Kiedy w 1993 r. szef wytwórni ECM Records Manfred Eicher zaprosił artystów do klasztoru św. Gerolda w austriackiej prowincji Vorlaelberg na nagrania zbioru pieśni i saksofonowych improwizacji, nikt nie spodziewał się sukcesu. Oryginalny pomysł, by skontrastować ekspresyjne frazy Garbarka z chorałami gregoriańskimi skierowany był do wąskiego kręgu odbiorców.
Pierwsze sygnały o rosnącym zainteresowaniu słuchaczy napłynęły z Wielkiej Brytanii, gdzie radio BBC Classic zaczęło prezentować nagrania z "Officium". – Rozdzwoniły się telefony z pytaniami, przychodziły setki, później tysiące listów. Dostaliśmy propozycje koncertów i wtedy zrozumiałem, że trafiliśmy w szczególny czas i specyficzne upodobania publiczności – powiedział Jan Garbarek w rozmowie z "Rz".
Drugi, podwójny album "Mnemosyne" (1999) poszerzył repertuar o współczesne kompozycje z całego świata. Artystów gościliśmy w Polsce kilkakrotnie. Podczas ubiegłorocznej trasy kościoły w Krakowie, Lublinie, Warszawie i Wrocławiu wypełniły się publicznością szukającą natchnienia do medytacji, pragnącej muzyki jednocześnie ponadczasowej i nowoczesnej.
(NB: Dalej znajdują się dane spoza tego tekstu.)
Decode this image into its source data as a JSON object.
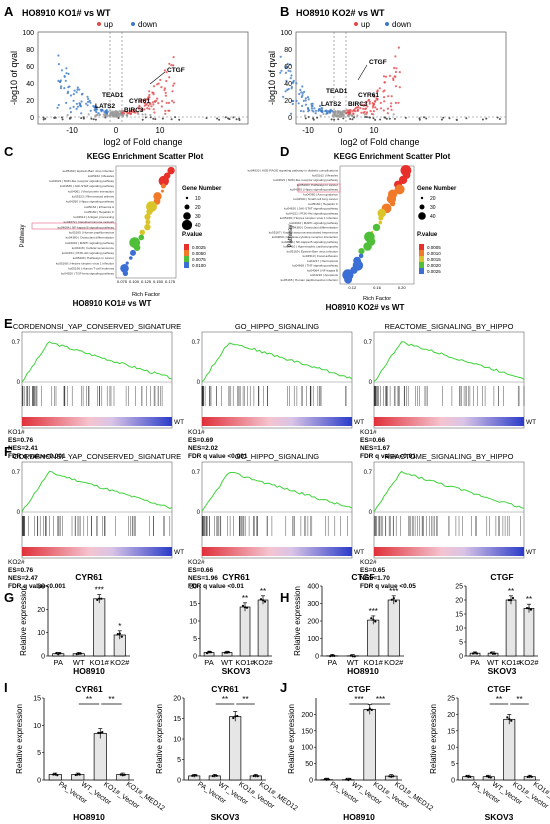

Na tych koncertach Jan Garbarek i wokaliści z The Hilliard Ensemble wykonywali już nowy repertuar, który trafił na płytę "Officium Novum". Nagrań dokonano ponownie w klasztorze św. Gerolda. Musi tam panować szczególna atmosfera skupienia, a dzięki specjalnej akustyce średniowiecznych murów śpiewy brzmią jak intymna modlitwa, a dźwięki saksofonów docierają do najgłębszych pokładów wrażliwości.